Hindistan yavaştan...

Hindistan'a geleli ne kadar oldu daha tek kelime edemedim. Hızlı bir özet geçeyim:

Biz Yeni Delhi'de ucaktan indik. Tabii İran bizi alistirdi konaklığa. Sanıyoruz ki sokakta herkes dünya iyisi. İran'da nasil her gecen yardim etmeye calisiyorsa burada da oyle. Havaalanindan ciktik, uc tane bizim gibi tip vardi onlarla tanistik, hep beraber otel ariyoruz. Etrafimiz nasil? Sabahin 7'si, cis kokusu, bok kokusu, sokakta pisen yemekler vs. O bildigimiz "Pis Hindistan" namina ne varsa onumuzde. Kolumuzdan tutup otele goturmeye calisanlar, dilenenler vs.
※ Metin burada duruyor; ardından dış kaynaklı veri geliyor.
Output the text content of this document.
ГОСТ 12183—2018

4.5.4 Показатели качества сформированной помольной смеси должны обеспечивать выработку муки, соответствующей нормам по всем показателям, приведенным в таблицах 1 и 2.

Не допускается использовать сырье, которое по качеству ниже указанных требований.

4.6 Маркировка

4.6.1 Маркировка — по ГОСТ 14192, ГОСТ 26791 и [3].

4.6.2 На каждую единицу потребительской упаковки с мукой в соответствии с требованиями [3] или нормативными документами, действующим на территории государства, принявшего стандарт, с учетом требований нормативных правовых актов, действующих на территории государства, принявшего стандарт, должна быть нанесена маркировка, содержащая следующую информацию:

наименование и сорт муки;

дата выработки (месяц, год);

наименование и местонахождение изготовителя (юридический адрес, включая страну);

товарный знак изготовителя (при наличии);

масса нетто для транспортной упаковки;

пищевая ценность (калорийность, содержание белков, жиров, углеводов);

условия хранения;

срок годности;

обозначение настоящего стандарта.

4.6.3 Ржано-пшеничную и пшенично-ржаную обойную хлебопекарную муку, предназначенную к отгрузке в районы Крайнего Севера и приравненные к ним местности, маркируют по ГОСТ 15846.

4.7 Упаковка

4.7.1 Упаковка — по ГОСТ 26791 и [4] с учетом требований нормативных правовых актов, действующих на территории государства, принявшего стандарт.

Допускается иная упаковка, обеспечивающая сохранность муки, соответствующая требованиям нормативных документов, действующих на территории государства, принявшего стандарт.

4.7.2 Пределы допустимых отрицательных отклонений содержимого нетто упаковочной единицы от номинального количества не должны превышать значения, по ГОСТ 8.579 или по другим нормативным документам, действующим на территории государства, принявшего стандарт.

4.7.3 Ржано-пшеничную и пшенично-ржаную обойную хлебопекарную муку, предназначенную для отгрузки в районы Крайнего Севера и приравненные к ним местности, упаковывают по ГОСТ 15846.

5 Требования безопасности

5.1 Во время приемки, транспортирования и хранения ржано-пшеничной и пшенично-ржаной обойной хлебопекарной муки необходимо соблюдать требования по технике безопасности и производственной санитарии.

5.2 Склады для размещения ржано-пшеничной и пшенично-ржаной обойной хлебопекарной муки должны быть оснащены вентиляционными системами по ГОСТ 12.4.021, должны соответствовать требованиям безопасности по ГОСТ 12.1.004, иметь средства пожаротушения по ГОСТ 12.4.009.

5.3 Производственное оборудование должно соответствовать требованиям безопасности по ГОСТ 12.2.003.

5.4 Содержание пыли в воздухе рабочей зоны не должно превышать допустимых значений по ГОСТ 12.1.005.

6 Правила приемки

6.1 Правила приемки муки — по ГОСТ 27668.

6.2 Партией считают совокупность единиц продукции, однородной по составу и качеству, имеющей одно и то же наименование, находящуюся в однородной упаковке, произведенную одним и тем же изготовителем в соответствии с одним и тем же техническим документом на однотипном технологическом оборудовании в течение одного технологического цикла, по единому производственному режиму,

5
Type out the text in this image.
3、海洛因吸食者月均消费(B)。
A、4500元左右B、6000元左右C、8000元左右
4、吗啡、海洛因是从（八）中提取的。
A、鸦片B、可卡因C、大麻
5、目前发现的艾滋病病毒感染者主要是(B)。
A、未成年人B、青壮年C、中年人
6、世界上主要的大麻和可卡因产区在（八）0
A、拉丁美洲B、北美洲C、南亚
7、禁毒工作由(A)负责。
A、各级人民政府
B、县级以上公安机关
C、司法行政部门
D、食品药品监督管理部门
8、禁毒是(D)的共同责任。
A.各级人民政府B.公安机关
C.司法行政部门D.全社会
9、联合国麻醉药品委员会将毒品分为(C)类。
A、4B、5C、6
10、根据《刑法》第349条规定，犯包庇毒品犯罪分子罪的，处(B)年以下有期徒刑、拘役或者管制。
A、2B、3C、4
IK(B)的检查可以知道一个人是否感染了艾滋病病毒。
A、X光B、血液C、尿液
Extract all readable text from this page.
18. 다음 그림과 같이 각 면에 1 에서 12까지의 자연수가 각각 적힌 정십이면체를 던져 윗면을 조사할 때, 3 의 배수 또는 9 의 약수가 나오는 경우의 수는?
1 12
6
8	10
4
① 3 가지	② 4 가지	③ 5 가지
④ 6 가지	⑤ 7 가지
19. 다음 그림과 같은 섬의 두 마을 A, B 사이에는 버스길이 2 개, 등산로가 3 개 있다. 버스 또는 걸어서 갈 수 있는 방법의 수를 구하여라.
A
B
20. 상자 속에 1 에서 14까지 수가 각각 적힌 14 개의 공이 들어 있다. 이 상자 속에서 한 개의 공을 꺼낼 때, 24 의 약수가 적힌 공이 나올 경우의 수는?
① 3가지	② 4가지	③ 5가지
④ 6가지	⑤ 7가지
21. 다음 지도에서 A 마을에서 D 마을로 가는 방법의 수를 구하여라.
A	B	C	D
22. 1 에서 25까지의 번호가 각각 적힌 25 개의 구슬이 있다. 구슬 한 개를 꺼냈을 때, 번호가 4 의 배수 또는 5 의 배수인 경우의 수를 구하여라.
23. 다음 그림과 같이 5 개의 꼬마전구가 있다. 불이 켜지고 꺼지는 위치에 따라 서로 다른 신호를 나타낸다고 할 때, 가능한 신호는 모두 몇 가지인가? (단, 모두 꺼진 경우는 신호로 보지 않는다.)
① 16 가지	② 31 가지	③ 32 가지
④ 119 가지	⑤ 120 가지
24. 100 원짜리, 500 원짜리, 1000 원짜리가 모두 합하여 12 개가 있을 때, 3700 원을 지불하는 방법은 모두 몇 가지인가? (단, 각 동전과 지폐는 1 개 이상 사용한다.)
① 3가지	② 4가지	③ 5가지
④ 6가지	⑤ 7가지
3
Benim elimdeki kitapta 1-2 otel var, yanimizdaki gezginlerin kafasinda 1-2 otel var ama cadde boyunca hicbirisini goremiyoruz.
Sonra birisi bizi Tourist Information noktasina yonlendiriyor. Devletin turistlere yardim etmek icin bu ofisleri kurdugunu ve oralardan istedigimiz otele rezervasyon yaptirabilecegimizi soyluyor. Tutup bizi elleriyle oraya goturuyor.
Gittigimiz yerdeki adam apacik dolandirici. Altimiza sandalye cekiyor, kotu espriler yapiyor vs. Devlet gorevlisi olmadigi asikar ve bize cektigi fiyat kafamizdakinin 2-3 kati. + \ - %50 bekliyorduk ama 150 rupi beklerken 400 rupi biraz fazla gozukuyor. Bir bilgimiz yok, yorgunuz, otel arayacak halimiz yok adama tamah ediyoruz. Sonra ogreniyoruz ki devlet bu ofislerden yurudugumuz caddeye yalnizca bir tane dikmis. Geri kalanlarin hepsi bizim gibi kefalleri avlamak icin yapilmis. Bugun kaldigimiz otelin fiyatinin 4 katini bocekli igrenc bir otele birakiyoruz. Hindistan'a gelir gelmez fena kaziklandik ve toparlanmamiz biraz vakit aldi. Delhi'den sonra Jaipur'a gectik. Burasi daha ucuz, daha huzurlu, daha az (yine bolca) dolandiricili bir kent. 2 gunun yetecegi kentte 5 gundur kaliyoruz. Hem kaziklanmanin moral bozukluğunu hem de uzun sureli yolculugun yorgunluğunu attık.